Il Sole alto e splendente illuminava con forza ogni cosa, costringendo Tales a socchiudere gli occhi.

Dalla sua posizione privilegiata su nel cielo poteva spingere il suo sguardo fino ai più remoti angoli di quella distesa infinita di acqua e terra. In lontananza distingueva chiaramente una strana città, formata da una miriade di costruzioni marrone chiaro.

All’improvviso il cielo si oscurò ed una luna violacea prese il posto del Sole. Le onde del fiume si fecero aguzze lame dai sinistri riflessi rosso sangue e Tales inizio a precipitarvi contro, avvicinandosi sempre più velocemente alla letale distesa.

Infine le colpì.

Tales si svegliò di soprassalto con il cuore che batteva a mille ed il respiro corto. Il sogno era stato così realistico che aveva ancora la sensazione di essere come bagnato. Poi capì.

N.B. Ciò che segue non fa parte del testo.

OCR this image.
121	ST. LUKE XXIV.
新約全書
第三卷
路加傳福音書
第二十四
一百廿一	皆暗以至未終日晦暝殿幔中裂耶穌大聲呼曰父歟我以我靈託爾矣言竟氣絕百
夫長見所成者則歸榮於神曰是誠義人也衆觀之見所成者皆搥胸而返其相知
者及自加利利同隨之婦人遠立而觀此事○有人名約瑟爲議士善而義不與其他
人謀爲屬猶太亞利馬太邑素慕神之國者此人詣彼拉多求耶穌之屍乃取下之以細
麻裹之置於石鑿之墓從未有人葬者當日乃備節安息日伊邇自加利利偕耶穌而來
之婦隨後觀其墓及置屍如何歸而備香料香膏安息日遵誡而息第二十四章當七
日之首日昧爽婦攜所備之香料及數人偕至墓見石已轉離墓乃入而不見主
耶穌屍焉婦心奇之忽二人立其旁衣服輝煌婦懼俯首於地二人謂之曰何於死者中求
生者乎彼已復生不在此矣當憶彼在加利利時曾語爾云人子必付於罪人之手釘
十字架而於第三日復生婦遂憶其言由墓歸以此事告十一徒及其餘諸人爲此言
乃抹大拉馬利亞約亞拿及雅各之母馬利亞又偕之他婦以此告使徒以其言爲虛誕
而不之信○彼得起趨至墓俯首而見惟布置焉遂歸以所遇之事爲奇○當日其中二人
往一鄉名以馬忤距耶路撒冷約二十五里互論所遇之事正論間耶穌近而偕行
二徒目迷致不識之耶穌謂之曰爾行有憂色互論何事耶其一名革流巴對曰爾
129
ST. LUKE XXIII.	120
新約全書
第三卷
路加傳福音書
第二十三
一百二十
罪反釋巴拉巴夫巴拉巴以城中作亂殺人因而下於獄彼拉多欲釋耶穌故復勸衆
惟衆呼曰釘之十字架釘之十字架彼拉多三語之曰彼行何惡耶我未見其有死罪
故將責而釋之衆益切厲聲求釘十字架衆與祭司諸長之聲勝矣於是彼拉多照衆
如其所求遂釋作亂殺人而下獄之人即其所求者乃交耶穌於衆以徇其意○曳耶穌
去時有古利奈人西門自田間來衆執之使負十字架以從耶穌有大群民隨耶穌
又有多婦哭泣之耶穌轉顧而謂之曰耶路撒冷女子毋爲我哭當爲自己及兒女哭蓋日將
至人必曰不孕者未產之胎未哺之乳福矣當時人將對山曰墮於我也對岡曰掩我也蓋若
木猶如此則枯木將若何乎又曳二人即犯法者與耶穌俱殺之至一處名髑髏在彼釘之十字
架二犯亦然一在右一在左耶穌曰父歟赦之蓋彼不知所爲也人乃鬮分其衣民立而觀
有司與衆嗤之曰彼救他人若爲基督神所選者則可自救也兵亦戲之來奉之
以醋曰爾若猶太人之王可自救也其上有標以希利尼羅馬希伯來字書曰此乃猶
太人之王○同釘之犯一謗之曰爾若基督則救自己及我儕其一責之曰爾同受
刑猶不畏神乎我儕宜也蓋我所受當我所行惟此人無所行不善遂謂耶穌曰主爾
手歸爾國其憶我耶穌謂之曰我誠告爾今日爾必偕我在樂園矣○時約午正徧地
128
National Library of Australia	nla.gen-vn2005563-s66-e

Non era una sensazione, era davvero bagnato!

"Ce l’hai fatta a svegliarti! La prossima volta non sarò così gentile, ti svegliero di rettamente a calci!"

Finalmente Tales si accorse di non essere solo. Fuori stava sorgendo il Sole, dunque doveva essere mattina presto, chi poteva essere quell’uomo nell’ombra?

"Chi sei? Fatti vedere dannato!"

"Saga me lo aveva detto che non eri molto sveglio, ma credo si sbagliasse. Tu sei decisamente un idiota!"

Tales si alzò di scattò dal letto.

"Saga? Dunque sei tu il tizio che mi deve allenare?"

Lo sconosciuto fece un passo in avanti, permettendo all’ancora stordito Tales di poterlo osservare. Un uomo alto e robusto, con i capelli blu e gli occhi che sprizzavano lampi di follia. Il ragazzo lo trovò estremamente inquietante.

"Il solo ed unico purtroppo. Il mio nome è Death Mask di Cancer!" esclamò sogghignando.